Она произнесла эти слова так, словно не было никакой войны. Связи с Третьим рейхом открыли для нее доступ к вещам, немыслимых для рядового голландца даже в довоенное время.
С глубоким вздохом она бросила образцы на спинку стула.
– Может я просто закажу еще образцов. Эти не так уж мне и нравятся. Как поживаешь, дядя? – спросила она, закуривая очередную сигарету и направляясь к окну.
– Хорошо, – ответил он. – А ты, Ингрид, как поживаешь?
– Достала меня эта проклятая война, – огрызнулась она в ответ, выпустив струю дыма. – Она мешает жить той жизнью, которую мы с Генрихом пытаемся устроить. – Шагая по комнате, она перечисляла все свои обиды, начиная с Сопротивления и заканчивая ненавистью к евреям: – они так нагружают Генриха! У него остается все меньше и меньше времени на меня.
Она загасила сигарету и машинально закурила новую. Отойдя от окна, она устроилась на стуле в другом конце комнаты и заговорила оттуда:
– Мне кажется, мы очень мало видимся, дядя. Может нам подумать, как встречаться чаще. У тебя печальный вид. Я чувствую, тебе кто-то нужен в жизни. Я знаю женщину из администрации, она примерно твоего возраста. Хочешь, я тебя познакомлю? Вы бы оба могли бы прийти к нам с Генрихом на ужин, – внезапно загорелась она новой идеей.
У Йозефа пересохло в горле: мысль о вечере в компании с тремя нацистами угнетала его.
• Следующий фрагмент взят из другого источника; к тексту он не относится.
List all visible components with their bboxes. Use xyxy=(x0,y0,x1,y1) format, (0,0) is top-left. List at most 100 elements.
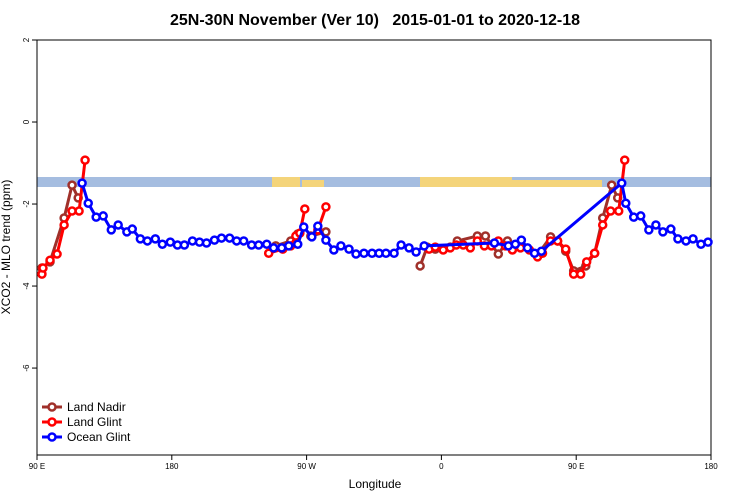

Даже с Ингрид было тяжело, но, с ней, по крайней мере, он мог поговорить о семейных делах, о ее отце или проблемах родной страны. Но всякий раз, когда рядом оказывался Генрих, главенство в разговоре переходило ему и его резким и грубым суждениям.
– Нет, нет, со мной все хорошо. Я бы не хотел тебя обременять.
– Мне это не трудно, дядя.
Йозеф не соглашался:
– Теперь для меня никого нет. После… – Йозеф не мог выговорить имя жены.